Sports Personality of The Year should be split into separate categories for men and women, Judy Murray has said, as no woman has won the prize in the last decade.
The last female winner was Zara Tindall, the Queen’s grandmother, who scooped it for her equestrian achievements in 2006. Just 13 women have won the BBC award since 1954, and this is the longest time a woman has not won for since the show began.
Ms Murray’s son, tennis star Andy, has won the prize more times than women have in the last 20 years.
The process for choosing the winner was changed in 2018, with a longer shortlist drawn up in the hope to give a chance to more diverse sportspeople. The shortlist also was not released in advance for the first time, in order to stop fan campaigns before the evening.
Last year’s awards ceremony drew criticism after they decided to showcase women’s football by putting on a dance display by women in football shirts. Many pointed out at the time that women should be recognised with awards, rather than dances.
Judy Murray told the Mail on Sunday that she "would like the annual BBC Sports Personality of the Year to be broken down into male and female categories, in order to create a more even playing field."

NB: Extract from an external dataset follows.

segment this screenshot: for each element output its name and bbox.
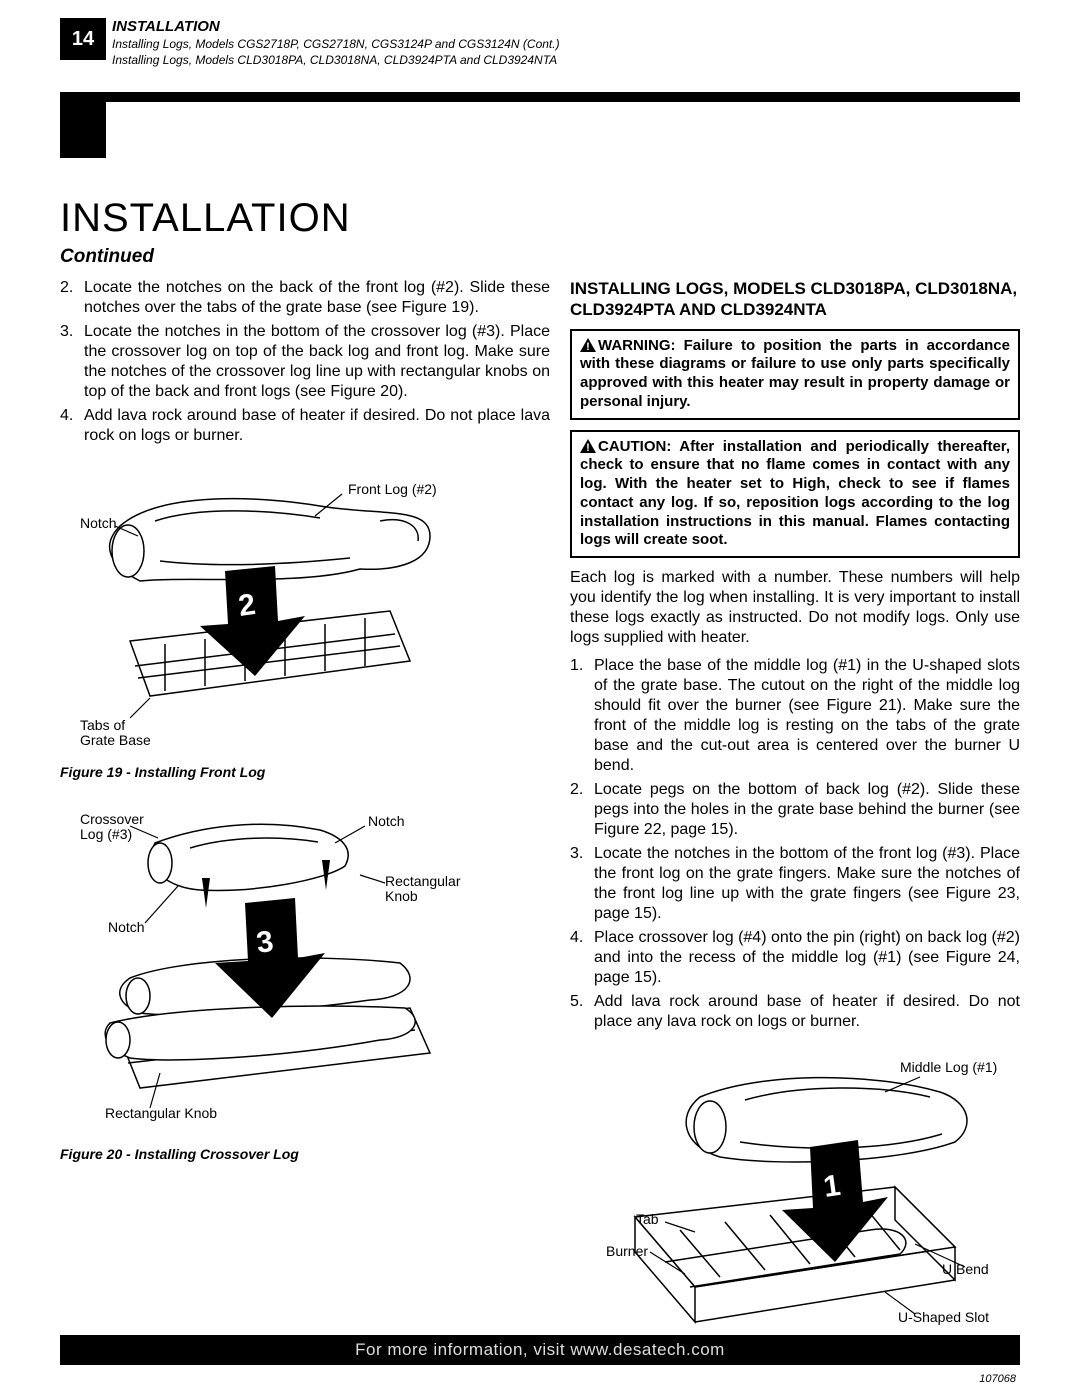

Female sports professionals agree. Liz Young, English Ladies European Tour Professional, told The Telegraph that women will have to "create their own prize" as it is unlikely they will win the general award.
She said: "Unfortunately, if a woman wants to win BBC Sports Personality of the year, they will want to create their own prize. I can’t see how a woman is going to win Sports Personality of the Year.
"Georgia Hall won the Open in 2018, that was a phenomenal achievement and she didn’t even make the shortlist. You just feel is it that they are not seen on television as much, so because they don’t get as much publicity – the general public don’t vote for them because of who they are and what they achieved. Until that changes, I would agree with Judy that the women need their own Sports Personality of the Year award because they need that recognition."
The golf champion added that if in the future, women’s sport becomes more prominent, female winners of SPOTY would be more likely.
She explained: "If you can have a woman standing up with one of the trophies, people can see it and with it being on the BBC, which has the biggest viewership. You need girls to say ‘I want to be Charley Hull [top English golfer] or Georgia Hall’ and not ‘I want to be Tiger Woods’.
"If you as a female athlete are playing to much smaller amounts of viewers and then men are playing to millions, then who are the public going to choose?"
Judy Murray has more ideas about how to help women in sport. To help female athletes feel more comfortable, there should be plug sockets for hair straighteners in changing rooms, she added.
The tennis coach explained: "We need far more plug sockets in changing rooms so girls know they can dry or straighten their hair after training. I’ve always worn my hair short because it was easier to manage; but the world has changed, social media has made even young girls a lot more conscious of their appearance and we have to adapt."
She said her son has been working to push for equality, adding: "Andy in particular has always been good at speaking out for women. He was also the first top male player to take on a female coach and he speaks up consistently about equality, which has a really big impact, ironically because he’s a man.
"This isn’t just about women; the importance of male advocacy to effect change is huge."